Enhancement reagents (aka potentiators) decrease the charges surrounding RBCs allowing them to get closer to adjacent RBCs.
Albumin:
The use of bovine albumin to enhance RBC agglutination by IgG antibodies has been around since the 1940’s. Albumin can be added before the 37C incubation to decrease zeta potential and enhance reactivity.
Low ionic strength solution (LISS):
LISS consists of glycine in an albumin solution. LISS also decreases the zeta potential but also shortens the incubation time required to detect most antibodies. Put another way it increases the speed of antibody sensitization which can also increase the possibility of agglutination.
Polyethylene glycol (PEG):
PEG is a water soluble polymer that “eliminates” water allowing RBCs to get closer together.
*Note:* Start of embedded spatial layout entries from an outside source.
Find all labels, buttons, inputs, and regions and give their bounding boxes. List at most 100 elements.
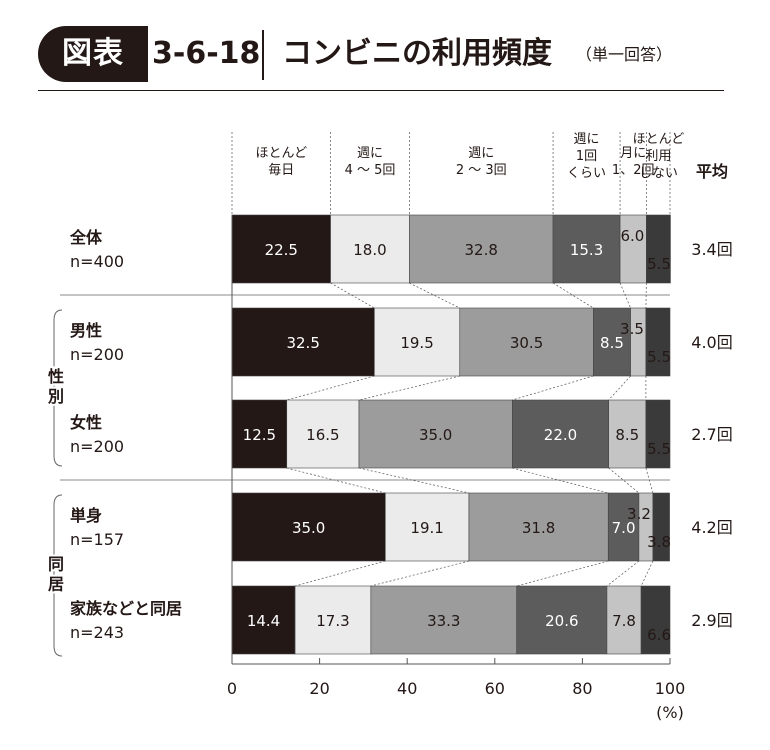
bar-value-label: 19.1 [410, 519, 443, 537]
row-n: n=200 [70, 345, 124, 364]
bar-segment [607, 492, 640, 562]
figure-header: 図表 3-6-18 コンビニの利用頻度 （単一回答） [0, 0, 770, 100]
bar-value-label: 6.0 [620, 227, 644, 245]
connector-line [286, 375, 375, 401]
group-label: 性 [48, 367, 64, 386]
bar-value-label: 22.0 [544, 426, 577, 444]
connector-line [619, 282, 631, 309]
legend-label: ほとんど利用しない [633, 132, 685, 181]
connector-line [294, 560, 386, 587]
connector-line [512, 467, 609, 494]
group-bracket [53, 309, 63, 467]
bar-segment [358, 399, 513, 469]
bar-segment [552, 214, 621, 284]
row-n: n=200 [70, 437, 124, 456]
bar-segment [593, 307, 631, 377]
figure-number: 3-6-18 [152, 36, 261, 71]
group-bracket [53, 494, 63, 657]
figure-badge: 図表 [38, 26, 148, 82]
bar-value-label: 32.5 [286, 334, 319, 352]
bar-value-label: 8.5 [600, 334, 624, 352]
bar-value-label: 6.6 [647, 626, 671, 644]
bar-segment [606, 585, 642, 655]
bar-segment [286, 399, 360, 469]
average-value: 4.0回 [691, 333, 732, 352]
bar-value-label: 12.5 [243, 426, 276, 444]
bar-segment [459, 307, 594, 377]
bar-segment [645, 307, 671, 377]
bar-value-label: 33.3 [427, 612, 460, 630]
group-label: 居 [48, 575, 64, 594]
row-label: 女性 [70, 413, 102, 432]
average-value: 3.4回 [691, 240, 732, 259]
average-value: 2.7回 [691, 425, 732, 444]
bar-segment [645, 399, 671, 469]
row-n: n=157 [70, 530, 124, 549]
x-tick-label: 100 [655, 679, 686, 698]
x-tick-label: 80 [572, 679, 592, 698]
bar-segment [384, 492, 470, 562]
connector-line [516, 560, 609, 587]
bar-value-label: 5.5 [647, 255, 671, 273]
connector-line [330, 282, 375, 309]
row-label: 単身 [70, 506, 102, 525]
connector-line [608, 467, 640, 494]
row-label: 家族などと同居 [70, 599, 182, 618]
x-tick-label: 0 [227, 679, 237, 698]
legend-label: ほとんど毎日 [255, 146, 307, 178]
connector-line [286, 467, 386, 494]
group-label: 別 [48, 387, 64, 406]
row-n: n=243 [70, 623, 124, 642]
bar-segment [231, 492, 386, 562]
legend-label: 月に 1、2回 [612, 146, 655, 178]
bar-segment [630, 307, 647, 377]
connector-line [358, 467, 470, 494]
bar-segment [294, 585, 372, 655]
bar-segment [374, 307, 461, 377]
connector-line [512, 375, 594, 401]
bar-value-label: 19.5 [400, 334, 433, 352]
bar-value-label: 8.5 [615, 426, 639, 444]
bar-value-label: 35.0 [419, 426, 452, 444]
x-axis-unit: (%) [656, 703, 684, 722]
bar-value-label: 31.8 [522, 519, 555, 537]
connector-line [606, 560, 640, 587]
page-title: コンビニの利用頻度 [282, 36, 552, 71]
bar-segment [516, 585, 608, 655]
average-value: 2.9回 [691, 611, 732, 630]
bar-value-label: 7.8 [612, 612, 636, 630]
x-tick-label: 40 [397, 679, 417, 698]
bar-segment [231, 399, 288, 469]
bar-value-label: 30.5 [510, 334, 543, 352]
x-tick-label: 60 [485, 679, 505, 698]
bar-value-label: 14.4 [247, 612, 280, 630]
bar-value-label: 5.5 [647, 440, 671, 458]
bar-value-label: 5.5 [647, 348, 671, 366]
bar-value-label: 17.3 [316, 612, 349, 630]
bar-segment [370, 585, 518, 655]
x-tick-label: 20 [309, 679, 329, 698]
bar-value-label: 3.8 [647, 533, 671, 551]
bar-value-label: 35.0 [292, 519, 325, 537]
row-n: n=400 [70, 252, 124, 271]
row-label: 全体 [69, 228, 103, 247]
average-header: 平均 [696, 162, 728, 181]
page-subtitle: （単一回答） [576, 45, 673, 64]
bar-value-label: 3.5 [620, 320, 644, 338]
header-rule [38, 90, 724, 91]
connector-line [608, 375, 631, 401]
average-value: 4.2回 [691, 518, 732, 537]
bar-segment [646, 214, 671, 284]
bar-value-label: 7.0 [612, 519, 636, 537]
bar-value-label: 18.0 [353, 241, 386, 259]
bar-segment [608, 399, 647, 469]
connector-line [645, 467, 654, 494]
bar-segment [231, 214, 331, 284]
row-label: 男性 [70, 321, 102, 340]
legend-label: 週に 2 〜 3回 [456, 146, 507, 178]
bar-value-label: 20.6 [545, 612, 578, 630]
bar-value-label: 15.3 [570, 241, 603, 259]
bar-segment [468, 492, 609, 562]
bar-segment [231, 307, 375, 377]
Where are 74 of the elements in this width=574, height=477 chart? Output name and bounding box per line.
PEG is more effective than LISS or albumin in detecting weak antibodies. PEG is added after the immediate spin (IS) and incubated. There is no 37C interpretation when using PEG because centrifuging RBCs with added PEG can cause false positives. Instead of interpreting, the RBCs are washed to remove PEG and excess antibodies before proceeding to the AHG phase.